Solution 1: Stop treating scores like noodles and performers like walls, throwing one at the other and hoping they’ll stick. Instead, create relationships with performers, which will hopefully make them genuinely interested in your music and in performing it regularly. Then you can give them all the scores you want for free – it’s much more meaningful, and will probably be infinitely more fruitful.
Solution 2: If a performer says, “Yeah, I’d like to check out your piece for kazoo and nose flute,” direct them to your website where they can hear audio of the piece, and buy a copy of the score if they’re so inclined. This, of course, necessitates that you a) have a website (if you don’t: shame, shame, shame! Do it now!), b) have MP3s of your works, and c) have a set-up on your site or somewhere else to sell your scores (admittedly harder to do without a certain level of Web Skillz or someone to do it for you).
Solution 3: If a performer wants to check out your work, and you want to give it to them for free – email it. Save yourself the printing and postage costs. Not to mention the tree.
We’ve all gone through a lot of expensive preparation for our chosen careers, be we composer or performer, and we’re all in this strange, maybe-sinking ship (if you listen to any number of critics, which I don’t) of concert music together.
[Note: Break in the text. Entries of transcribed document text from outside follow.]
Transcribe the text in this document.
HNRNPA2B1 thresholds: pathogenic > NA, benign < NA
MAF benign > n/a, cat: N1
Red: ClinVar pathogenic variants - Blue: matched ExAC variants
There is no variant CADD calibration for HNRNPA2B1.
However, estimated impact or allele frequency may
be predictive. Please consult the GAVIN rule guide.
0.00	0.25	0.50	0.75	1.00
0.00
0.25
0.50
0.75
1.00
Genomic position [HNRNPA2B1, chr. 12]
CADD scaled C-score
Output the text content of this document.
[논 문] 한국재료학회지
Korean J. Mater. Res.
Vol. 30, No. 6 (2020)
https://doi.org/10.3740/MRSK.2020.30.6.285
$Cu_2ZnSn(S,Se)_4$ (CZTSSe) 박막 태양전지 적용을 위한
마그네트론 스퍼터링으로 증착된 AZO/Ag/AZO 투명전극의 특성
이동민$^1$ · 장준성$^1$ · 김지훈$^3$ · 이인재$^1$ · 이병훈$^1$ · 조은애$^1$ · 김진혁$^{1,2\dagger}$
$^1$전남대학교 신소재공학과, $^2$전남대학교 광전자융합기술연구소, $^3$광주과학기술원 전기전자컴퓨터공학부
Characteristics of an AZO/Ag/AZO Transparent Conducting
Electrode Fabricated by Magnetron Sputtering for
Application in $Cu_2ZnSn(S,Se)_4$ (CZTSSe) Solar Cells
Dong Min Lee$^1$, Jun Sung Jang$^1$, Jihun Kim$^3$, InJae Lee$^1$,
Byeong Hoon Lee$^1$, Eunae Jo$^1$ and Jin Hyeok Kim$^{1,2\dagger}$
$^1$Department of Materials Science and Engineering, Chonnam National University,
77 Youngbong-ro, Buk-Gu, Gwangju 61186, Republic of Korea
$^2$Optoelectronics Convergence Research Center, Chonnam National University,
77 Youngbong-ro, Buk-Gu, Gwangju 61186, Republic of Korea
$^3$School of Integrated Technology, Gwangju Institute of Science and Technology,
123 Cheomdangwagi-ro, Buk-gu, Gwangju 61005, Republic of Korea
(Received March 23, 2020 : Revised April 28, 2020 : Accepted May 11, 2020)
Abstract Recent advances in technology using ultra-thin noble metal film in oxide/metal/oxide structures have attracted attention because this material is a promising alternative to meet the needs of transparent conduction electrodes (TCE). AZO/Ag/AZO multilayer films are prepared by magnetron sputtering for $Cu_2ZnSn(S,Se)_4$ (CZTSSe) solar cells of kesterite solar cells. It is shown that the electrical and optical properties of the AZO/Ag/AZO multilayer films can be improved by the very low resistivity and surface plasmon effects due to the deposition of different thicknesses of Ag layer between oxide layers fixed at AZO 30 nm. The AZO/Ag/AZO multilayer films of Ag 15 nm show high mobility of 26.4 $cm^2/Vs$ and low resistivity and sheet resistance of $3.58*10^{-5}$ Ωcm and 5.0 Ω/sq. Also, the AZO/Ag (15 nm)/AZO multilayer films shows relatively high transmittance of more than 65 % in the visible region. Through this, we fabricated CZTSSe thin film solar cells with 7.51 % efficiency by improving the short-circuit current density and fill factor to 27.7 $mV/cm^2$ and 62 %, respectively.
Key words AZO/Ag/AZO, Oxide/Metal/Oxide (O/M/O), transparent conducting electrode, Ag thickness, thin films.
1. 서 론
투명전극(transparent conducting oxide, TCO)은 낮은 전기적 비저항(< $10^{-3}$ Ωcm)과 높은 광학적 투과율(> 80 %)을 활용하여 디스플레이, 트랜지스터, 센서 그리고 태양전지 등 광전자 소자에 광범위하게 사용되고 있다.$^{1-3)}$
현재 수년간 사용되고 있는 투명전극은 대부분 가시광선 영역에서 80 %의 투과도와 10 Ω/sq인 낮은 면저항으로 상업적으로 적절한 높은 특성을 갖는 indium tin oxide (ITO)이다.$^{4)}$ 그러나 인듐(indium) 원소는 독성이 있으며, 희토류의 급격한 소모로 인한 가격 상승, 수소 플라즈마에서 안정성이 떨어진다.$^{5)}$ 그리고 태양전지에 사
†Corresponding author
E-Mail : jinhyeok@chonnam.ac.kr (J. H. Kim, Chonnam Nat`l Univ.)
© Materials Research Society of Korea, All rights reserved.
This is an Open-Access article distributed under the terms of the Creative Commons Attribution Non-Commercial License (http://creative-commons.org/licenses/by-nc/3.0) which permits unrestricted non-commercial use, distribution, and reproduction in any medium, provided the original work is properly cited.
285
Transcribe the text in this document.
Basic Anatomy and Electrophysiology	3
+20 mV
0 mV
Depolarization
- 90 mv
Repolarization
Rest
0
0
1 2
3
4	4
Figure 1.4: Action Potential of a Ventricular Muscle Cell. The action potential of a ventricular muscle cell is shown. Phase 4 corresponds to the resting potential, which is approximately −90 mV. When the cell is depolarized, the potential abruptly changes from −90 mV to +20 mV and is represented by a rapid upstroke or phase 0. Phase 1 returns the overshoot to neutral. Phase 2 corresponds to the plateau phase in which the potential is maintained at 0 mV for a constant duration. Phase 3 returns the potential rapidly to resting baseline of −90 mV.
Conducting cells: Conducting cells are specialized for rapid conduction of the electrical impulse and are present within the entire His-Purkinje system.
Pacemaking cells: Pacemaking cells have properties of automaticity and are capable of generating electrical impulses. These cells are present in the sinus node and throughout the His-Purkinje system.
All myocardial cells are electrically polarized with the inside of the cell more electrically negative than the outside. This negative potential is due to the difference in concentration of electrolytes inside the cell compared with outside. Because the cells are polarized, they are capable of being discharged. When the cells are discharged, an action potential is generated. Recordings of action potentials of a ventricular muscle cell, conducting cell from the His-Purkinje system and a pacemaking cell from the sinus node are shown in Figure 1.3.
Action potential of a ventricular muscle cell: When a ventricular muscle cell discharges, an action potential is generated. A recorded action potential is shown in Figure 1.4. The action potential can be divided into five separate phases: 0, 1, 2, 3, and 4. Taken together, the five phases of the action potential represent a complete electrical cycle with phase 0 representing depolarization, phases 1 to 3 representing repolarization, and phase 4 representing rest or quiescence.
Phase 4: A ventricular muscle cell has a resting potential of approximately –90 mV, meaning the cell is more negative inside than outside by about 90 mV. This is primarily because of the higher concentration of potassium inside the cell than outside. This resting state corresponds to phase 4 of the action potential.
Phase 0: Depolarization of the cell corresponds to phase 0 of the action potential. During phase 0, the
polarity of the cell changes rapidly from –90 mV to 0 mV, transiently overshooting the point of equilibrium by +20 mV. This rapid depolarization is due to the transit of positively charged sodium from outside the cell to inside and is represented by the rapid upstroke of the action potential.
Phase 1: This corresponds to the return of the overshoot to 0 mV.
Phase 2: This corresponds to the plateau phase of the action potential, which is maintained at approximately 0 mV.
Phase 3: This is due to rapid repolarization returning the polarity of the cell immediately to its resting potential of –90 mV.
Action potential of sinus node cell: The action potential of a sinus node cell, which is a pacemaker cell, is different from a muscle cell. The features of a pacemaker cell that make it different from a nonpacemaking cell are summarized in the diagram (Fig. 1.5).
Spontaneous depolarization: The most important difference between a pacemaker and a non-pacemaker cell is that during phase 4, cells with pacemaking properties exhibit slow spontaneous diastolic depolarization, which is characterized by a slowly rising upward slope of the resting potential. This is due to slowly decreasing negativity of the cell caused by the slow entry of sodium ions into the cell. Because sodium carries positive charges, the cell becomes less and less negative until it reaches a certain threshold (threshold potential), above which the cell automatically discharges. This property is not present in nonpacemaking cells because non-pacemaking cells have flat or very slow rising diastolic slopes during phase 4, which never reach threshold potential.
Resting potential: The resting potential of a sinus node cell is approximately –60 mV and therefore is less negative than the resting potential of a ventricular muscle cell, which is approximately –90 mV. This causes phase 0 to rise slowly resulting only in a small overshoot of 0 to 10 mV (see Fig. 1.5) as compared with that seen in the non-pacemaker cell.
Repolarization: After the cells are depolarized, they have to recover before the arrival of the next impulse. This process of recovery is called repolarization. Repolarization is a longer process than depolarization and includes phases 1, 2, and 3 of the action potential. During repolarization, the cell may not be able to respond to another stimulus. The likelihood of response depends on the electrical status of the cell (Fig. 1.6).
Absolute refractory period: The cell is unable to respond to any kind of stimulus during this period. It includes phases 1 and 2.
While I’m not advocating a stance of “pay me or you get nothing”, I am a big advocate of working together in a way that’s fair to everyone, and not treating your work as something without value beyond the purely artistic.
Now, I do like giving away scores, I’ll be the first to admit, but I try to be judicious in who I give them to. Someone just performed one of my works? They get a signed copy of the score in thanks, and maybe second one – something I’d like to hear them do next. A close friend’s birthday? I write them a song and present them with a copy. I set a poet’s words? Signed copy, absolutely. Someone is a big advocate of new music in general, and my works in particular? You better bet that they get scores from me! But performers I just met? Not likely. I’m more interested in having it mean something when I give away a score.